Vielleicht gibt es in dem Forum ja den ein oder anderen der Deutsch kann, kannst ja mal nachfragen. Ein "Hello. I can't speak english but german, is there someone who can help me translate a question?" hat vielleicht Erfolg (oder auch nicht).



> Und mal so in den Raum gefragt: gibt es eine Möglichkeit diesen Bot zum laufen zu bringen??


Mit deinen Kentnissen: nur der Autor kann den Bot reparieren.



> bzw. mein Java zu reparieren sofern erforderlich ?


Wenn ein Reifen keine Luft hat, kannst du noch so oft den Motor wechseln: das Problem geht nicht weg. "mein Java reparieren" hat nichts das geringste mit dem Fehler in diesem Bot-Programm zu tun.

Vielleicht startest du das Programm auch falsch, vielleicht muss man da irgendwelche Parameter mitgeben.
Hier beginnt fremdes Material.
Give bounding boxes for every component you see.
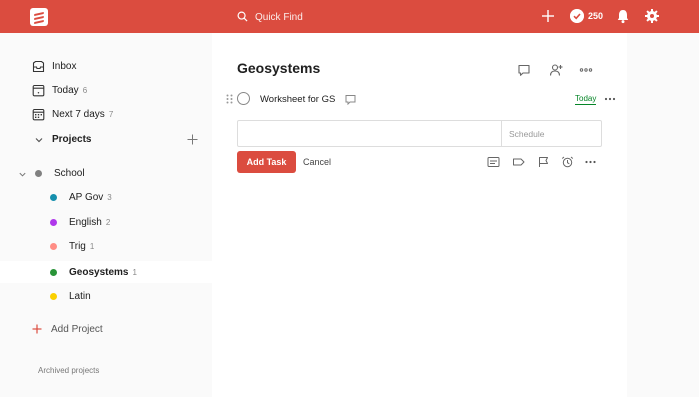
project-label: Latin [69,290,91,302]
comment-icon[interactable] [517,63,531,77]
add-task-button[interactable]: Add Task [237,151,296,173]
task-item[interactable]: Worksheet for GS Today [226,90,616,110]
calendar-today-icon: • [32,84,45,96]
project-color-dot [50,218,57,226]
sidebar: Inbox • Today 6 Next 7 days 7 Projects S… [0,33,212,397]
project-label: Geosystems [69,266,129,278]
sidebar-item-today[interactable]: • Today 6 [32,81,87,99]
project-color-dot [50,268,57,276]
todoist-logo-icon[interactable] [30,8,48,26]
karma-count: 250 [588,11,604,21]
karma-check-icon [570,9,584,23]
share-person-add-icon[interactable] [549,63,563,77]
more-options-icon[interactable] [604,94,616,104]
project-color-dot [50,242,57,250]
main-content: Geosystems Worksheet for GS Today Schedu… [212,33,627,397]
project-label: Trig [69,240,86,252]
sidebar-item-count: 6 [82,85,88,95]
add-project-plus-icon[interactable] [187,134,198,145]
plus-icon [32,324,42,334]
task-content[interactable]: Worksheet for GS [260,94,335,105]
project-label: School [54,167,85,179]
top-bar: Quick Find 250 [0,0,699,33]
settings-gear-icon[interactable] [644,8,660,24]
task-content-input[interactable] [238,121,501,146]
sidebar-item-label: Today [52,84,79,96]
project-count: 1 [89,241,95,251]
sidebar-item-count: 7 [108,109,114,119]
task-editor: Schedule [237,120,602,147]
project-count: 1 [132,267,137,277]
project-label: English [69,216,102,228]
chevron-down-icon[interactable] [18,170,27,179]
search-placeholder: Quick Find [255,12,303,23]
chevron-down-icon[interactable] [34,135,44,145]
project-label: AP Gov [69,191,104,203]
label-tag-icon[interactable] [512,156,525,168]
sidebar-project-geosystems[interactable]: Geosystems 1 [50,263,137,281]
sidebar-item-next-7-days[interactable]: Next 7 days 7 [32,105,113,123]
more-options-icon[interactable] [584,156,597,168]
project-count: 3 [107,192,112,202]
sidebar-project-latin[interactable]: Latin [50,287,91,305]
drag-handle-icon[interactable] [226,94,233,104]
archived-projects-link[interactable]: Archived projects [38,366,99,375]
notifications-bell-icon[interactable] [615,8,631,24]
sidebar-project-school[interactable]: School [35,164,85,182]
sidebar-item-inbox[interactable]: Inbox [32,57,76,75]
add-project-label: Add Project [51,323,103,335]
project-color-dot [35,169,42,177]
quick-add-icon[interactable] [540,8,556,24]
sidebar-project-english[interactable]: English 2 [50,213,110,231]
project-count: 2 [105,217,111,227]
add-project-button[interactable]: Add Project [32,321,103,337]
sidebar-item-label: Inbox [52,60,77,72]
sidebar-project-trig[interactable]: Trig 1 [50,237,94,255]
priority-flag-icon[interactable] [537,156,550,168]
task-checkbox[interactable] [237,92,250,105]
project-color-dot [50,292,57,300]
cancel-button[interactable]: Cancel [303,157,331,167]
inbox-icon [32,60,45,72]
quick-find-search[interactable]: Quick Find [230,7,430,27]
project-picker-icon[interactable] [487,156,500,168]
sidebar-project-ap-gov[interactable]: AP Gov 3 [50,188,112,206]
editor-divider [501,121,502,146]
more-options-icon[interactable] [579,63,593,77]
svg-text:•: • [38,90,40,96]
schedule-field[interactable]: Schedule [509,129,544,139]
projects-section-header[interactable]: Projects [32,132,202,148]
right-gutter [627,33,699,397]
reminder-alarm-icon[interactable] [561,156,574,168]
page-title: Geosystems [237,60,321,76]
comment-icon[interactable] [345,94,356,105]
task-due-date[interactable]: Today [575,94,597,105]
sidebar-item-label: Next 7 days [52,108,105,120]
calendar-week-icon [32,108,45,120]
search-icon [237,11,248,22]
projects-heading: Projects [52,134,92,145]
project-color-dot [50,193,57,201]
Aber sowas sollte im Readme stehen, oder auf der Webpage wo du den Bot herhast.


----------



## Platinumer (10. Nov 2011)

Jetzt hab ich zwar alles vertanden aber so wie es aussieht bekomme ich den Bot nicht zum laufen! Das ist schlecht.
Ich probiere noch mal bissl im forum nachzufragen oder den zu kontakrieren der den Bot gemacht habe.


Danke für die Hilfe!


----------



## rufus1122 (6. Mrz 2012)

Hallo habe   ein sehr ähnliches Problem mit epicbot und habe keine ahnung was ich tun soll weil bei anderen leuten oder freunden funktioniert der bot nur bei mir nicht!das regt auf!=)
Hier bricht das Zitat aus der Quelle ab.